PARANGMAYA – Islam sangat tegas menentang aksi pedofilia, dan hukuman bagi pelakunya berupa ta’zir. Anggota Komisi Fatwa Majelis Ulama Indonesia (MUI), Kiai Nurul menjelaskan bahwa sanksi ta’zir, tidak bisa dianggap lebih ringan dari pada hudud. Karena yang menjadi korbannya adalah anak-anak dengan cara penyimpangan seksual. Sehingga tingkat kejahatan perilakunya, lebih parah dari sekadar zina.
Dia mengaitkannya dengan dalil liwath (perbuatan homoseks) mengenai sanksinya. Ini sebagaimana hadits riwayat dari Ibnu Abbas, radhiyallahu ‘anhuma, Rasulullah SAW bersabda:
عَنِ ابْنِ عَبَّاسٍ رَضِيَ اللَّهُ عَنْهُمَا: أَنَّ النَّبِيَّ ﷺ قَالَ: مَنْ وَجَدْتُمُوهُ يَعْمَلُ عَمَلَ قَوْمِ لُوطٍ فَاقْتُلُوا الْفَاعِلَ وَالْمَفْعُولَ بِهِ
“Barang siapa yang Anda temui melakukan kejahatan umat Nabi Luth, maka bunuhlah yang melakukan maupun yang diperlakukan.”
Ta’zir dapat dijalankan dengan tindakan seperti: memukul, mencambuk, menahan di dalam penjara, mengikat, dan bisa juga dibunuh.
“Karena korbannya adalah anak-anak. Praktiknya tentu jika korbannya laki-laki menjalankannya dengan cara perbuatan liwat atau sodomi,” katanya, sebagaimana dilansir dari mui.or.id pada Jumat, tanggal 10 September 2021.

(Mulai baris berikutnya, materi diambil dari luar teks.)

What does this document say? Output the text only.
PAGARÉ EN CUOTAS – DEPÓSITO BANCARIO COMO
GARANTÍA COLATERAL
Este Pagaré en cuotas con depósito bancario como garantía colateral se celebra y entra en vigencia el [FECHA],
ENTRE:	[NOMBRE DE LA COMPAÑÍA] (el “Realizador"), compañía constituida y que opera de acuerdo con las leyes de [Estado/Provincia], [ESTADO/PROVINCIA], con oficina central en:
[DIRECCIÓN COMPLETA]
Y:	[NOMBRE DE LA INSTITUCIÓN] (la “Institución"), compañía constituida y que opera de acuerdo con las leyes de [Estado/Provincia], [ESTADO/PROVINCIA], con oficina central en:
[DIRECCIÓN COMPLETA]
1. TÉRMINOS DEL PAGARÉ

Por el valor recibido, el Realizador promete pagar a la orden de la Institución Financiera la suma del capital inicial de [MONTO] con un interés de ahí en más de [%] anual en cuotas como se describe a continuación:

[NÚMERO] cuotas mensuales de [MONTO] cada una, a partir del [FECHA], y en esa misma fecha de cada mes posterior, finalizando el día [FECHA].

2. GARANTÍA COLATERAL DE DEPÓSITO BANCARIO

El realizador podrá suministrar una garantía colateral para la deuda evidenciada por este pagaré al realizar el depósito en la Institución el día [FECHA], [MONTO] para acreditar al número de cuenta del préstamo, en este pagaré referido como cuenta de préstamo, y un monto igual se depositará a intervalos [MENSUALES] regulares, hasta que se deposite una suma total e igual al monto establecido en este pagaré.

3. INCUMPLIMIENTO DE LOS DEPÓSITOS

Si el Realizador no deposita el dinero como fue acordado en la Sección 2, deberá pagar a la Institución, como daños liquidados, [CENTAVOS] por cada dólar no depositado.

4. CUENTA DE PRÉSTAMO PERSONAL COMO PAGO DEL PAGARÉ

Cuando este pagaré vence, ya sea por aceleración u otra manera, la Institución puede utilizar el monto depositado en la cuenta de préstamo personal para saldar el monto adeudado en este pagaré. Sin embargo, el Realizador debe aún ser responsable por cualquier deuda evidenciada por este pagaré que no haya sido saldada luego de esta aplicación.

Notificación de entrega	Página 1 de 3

Kiai Nurul menguatkan perspektifnya dengan mengutip salah satu khalifah Dinasti Umayyah, Al Walid bin Abdul Malik:
إنه لولا أن الله تعالى ذكر قصة قوم لوط في كتابه العزيز لما تخيلت أن رجلاً يأتي رجلاً
“Sungguh, seandainya Allah SWT tidak menyebutkan kisah kaum Luth dalam kitabnya yang mulia (Alquran), saya tak bisa bayangkan lelaki akan bersetubuh dengan lelaki.”
Penarikan hukum Islam dalam persoalan ini, terkait dengan aksi predator seksual anak di Indonesia yang memprihatinkan.
Berdasarkan data Kementerian Pemberdayaan Perempuan dan Anak (KemenPPA) menyebutkan, bahwa kasus kekerasan pada anak mencapai11.419 pada tahun 2021. Korban laki-laki berjumlah 2.444, dan korban perempuan mancapai 9.914 kasus. Adapun kekerasan seksual berjumlah 4.551 kasus.
Kiai Nurul Irfan menuturkan, jika ada yang bernafsu dengan anak-anak sebelum tumbuh kumis ini, maka dia adalah masuk kedalam kelompok orang yang menyandang penyakit pedofilia. “Tetapi dalil-dalil, indikasi adanya amrad ini ada dalam berbagai literatur kitab,” tuturnya.
Sedangkan sangsinya ketika memakai analogi hukum liwath, maka para ulama berbeda pendapat. Pendapat pertama sanksinya seperti zina, dirajam sebagaimana rajam untuk zina muhsan (zina yang pelakunya sudah berkeluarga). Jika masih lajang, dia dicambuk dan diasingkan.
Kedua, pelaku dan objeknya harus dibunuh. Ini merujuk hadits Ibnu Abbas di atas. Dengan syarat, hukum ini berlaku jika kedua-nya sama-sama suka, bukan paksaan di bawah ancaman. Sebagian ulama menyebut pendapat ini lah yang kuat.
Ketiga, diasingkan di tempat tinggi, seperti perbukitan atau gunung. Lalu dihujani dan dilempari batu. Ini sebagaimana riwayat dari Ibnu Abbas. Merujuk pada surat Al Hijr ayat 74:
فَجَعَلْنَا عَالِيَهَا سَافِلَهَا وَأَمْطَرْنَا عَلَيْهِمْ حِجَارَةً مِنْ سِجِّيلٍ
“Maka Kami jadikan bahagian atas kota itu terbalik ke bawah dan Kami hujani mereka dengan batu dari tanah yang keras.”